ハルをさがして

2012年夏。
都内で暮らす中学3年生のノボルと仲間達は、冴えない学校生活を送っている。
そんなノボルは思いを寄せる同じクラスのチエコからある依頼を受ける。
それは、震災後に「福島に残してきた愛犬ハルを一緒に探してほしい」と頼まれてしまう。
ノボル達は淡い期待を胸にチエコとの同⾏を決め、4人は福島へと向かう。

石岡タロー もう一度会うため

1964年。
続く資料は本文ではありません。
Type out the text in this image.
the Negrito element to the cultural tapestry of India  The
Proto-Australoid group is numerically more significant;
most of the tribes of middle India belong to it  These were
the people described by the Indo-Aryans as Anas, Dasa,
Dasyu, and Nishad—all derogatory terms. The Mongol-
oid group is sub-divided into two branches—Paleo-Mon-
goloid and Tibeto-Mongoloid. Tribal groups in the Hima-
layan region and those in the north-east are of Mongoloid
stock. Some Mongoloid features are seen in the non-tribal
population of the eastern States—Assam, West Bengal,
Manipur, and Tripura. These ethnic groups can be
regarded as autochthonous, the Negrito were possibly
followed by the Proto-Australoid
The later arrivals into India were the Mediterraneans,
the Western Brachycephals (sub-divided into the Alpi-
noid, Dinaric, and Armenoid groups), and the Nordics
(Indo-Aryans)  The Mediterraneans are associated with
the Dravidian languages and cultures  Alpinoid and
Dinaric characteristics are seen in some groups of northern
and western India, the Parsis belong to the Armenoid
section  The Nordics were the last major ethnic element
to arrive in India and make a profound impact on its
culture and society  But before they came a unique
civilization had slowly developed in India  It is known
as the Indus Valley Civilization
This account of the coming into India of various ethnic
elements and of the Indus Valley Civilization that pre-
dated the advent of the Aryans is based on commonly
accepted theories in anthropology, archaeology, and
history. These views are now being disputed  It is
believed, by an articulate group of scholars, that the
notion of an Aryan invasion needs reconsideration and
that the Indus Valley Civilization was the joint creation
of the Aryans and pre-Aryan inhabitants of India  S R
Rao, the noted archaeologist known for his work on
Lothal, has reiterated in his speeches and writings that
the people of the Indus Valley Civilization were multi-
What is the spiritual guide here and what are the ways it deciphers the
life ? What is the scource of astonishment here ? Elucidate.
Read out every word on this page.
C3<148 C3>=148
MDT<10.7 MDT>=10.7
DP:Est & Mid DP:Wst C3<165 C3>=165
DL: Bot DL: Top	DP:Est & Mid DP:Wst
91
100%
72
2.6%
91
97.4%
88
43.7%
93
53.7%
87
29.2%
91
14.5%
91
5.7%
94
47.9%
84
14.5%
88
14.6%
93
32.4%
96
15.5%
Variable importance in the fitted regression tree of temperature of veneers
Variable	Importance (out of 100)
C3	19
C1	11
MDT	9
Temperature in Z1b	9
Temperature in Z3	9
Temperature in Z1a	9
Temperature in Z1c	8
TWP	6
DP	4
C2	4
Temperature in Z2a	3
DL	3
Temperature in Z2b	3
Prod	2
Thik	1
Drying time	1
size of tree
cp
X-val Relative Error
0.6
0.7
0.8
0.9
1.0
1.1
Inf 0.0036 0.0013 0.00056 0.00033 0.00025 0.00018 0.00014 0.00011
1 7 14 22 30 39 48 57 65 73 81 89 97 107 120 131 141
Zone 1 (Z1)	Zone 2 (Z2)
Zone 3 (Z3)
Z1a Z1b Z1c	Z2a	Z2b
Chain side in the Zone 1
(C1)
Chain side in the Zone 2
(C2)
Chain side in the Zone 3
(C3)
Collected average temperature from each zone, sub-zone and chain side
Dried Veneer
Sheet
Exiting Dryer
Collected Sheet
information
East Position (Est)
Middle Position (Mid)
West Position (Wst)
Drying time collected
茨城県石岡市の東小学校で1匹の犬が保護される。
“タロー”と名づけられた犬は、生徒たちに世話をされ小学校の人気者に。
しかし、ある日からタローは飼い主にもう一度会うために、小学校から石岡駅までの2キロの道のりを往復する日課を始めるようになる。

レディ加賀

加賀温泉にある老舗旅館「ひぐち」の一人娘・樋口由香。
小学生の時に見たタップダンスに憧れ、ダンサーを目指して上京するものの夢破れ、帰郷した由香は実家で女将修行を始める。
そんな中、加賀温泉を盛り上げるためのプロジェクトが発足する。
由香は新米女将たちを集めて、タップダンスのイベントを開催することになるが……。

翔んで埼玉~琵琶湖より愛をこめて~

東京に虐げられていた埼玉県人は、麻実麗率いる埼玉解放戦線の活躍により、自由と平和を手に入れた。
麗は日本埼玉化計画をさらに推し進めるべく、越谷に海を作る計画を立てる。
美しい砂を求めて和歌山へ向かった彼は、関西にもひどい地域格差や通行手形制度が存在しているのを目の当たりにする。

この世界の片隅に

どこにでもある毎日のくらし。昭和20年、広島・呉。わたしはここで生きている。
昭和19(1944)年、広島。絵を描くことが好きな18歳のすずは、20キロ離れた町・呉に嫁ぐ。
戦争によって様々なものが欠乏する中で、彼女の日常、身近なものが次々と失われていく。
それでも、前を向いて日々の暮らしを営み続けるすずだったが……。

にしきたショパン

幼なじみの凜子と鍵太郎はともに達磨先生とよばれる高校音楽教師のもとでピアノを学んでいた。
努力を惜しまない凜子と才能溢れる鍵太郎は、それぞれ目標や夢を抱いていた。
しかしそんな彼らの身に、「阪神淡路大震災」そして「局所性ジストニア」という2つの大きな試練が襲いかかる。
葛藤し苦悩しながらも二人は「魂に響く音」を追い求めていく。

フラ・フラダンス

福島県いわき市に暮らす女子高校生・夏凪日羽は、卒業後の進路に悩む。
ある日、姉が勤めていた「スパリゾートハワイアンズ」のポスターを目にして、フラガールの新人採用試験に応募する。
見事に合格した彼女は、一緒に採用された4人の女と共に、フラガールの道を歩み始める。
しかし彼女はダンス未経験なうえ、個性豊かな他の4人もそれぞれ気持ちがバラバラで、なかなか足並みが揃わなかった。
先輩フラガールたちの悩みや葛藤、ステージでの失敗を乗り越え、仲間との絆を深め、
フラを通して自分自身の輝きを見つけていく少女たちの青春を描いた、感動的な物語。

神在月のこども

母を亡くし、走ることが好きだった少女カンナは、走ることを避けてしまう。
ある時、マラソン大会でも思うように走れず父が慰めるが、逆にむかついてしまいその場から逃げるように近くの牛島神社に駆け込む。
その場で母の形見に触れた彼女の前に、神の使いだという白兎のシロが現れる。
そしてカノンは、韋駄天の末裔だった母に代わり、八百万の神々が集う神在月の出雲に全国の馳走を届けてほしいと頼まれる。
出雲に行けば母に会えるかもしれないという白兎の言葉を信じて、カノンは出雲を目指す。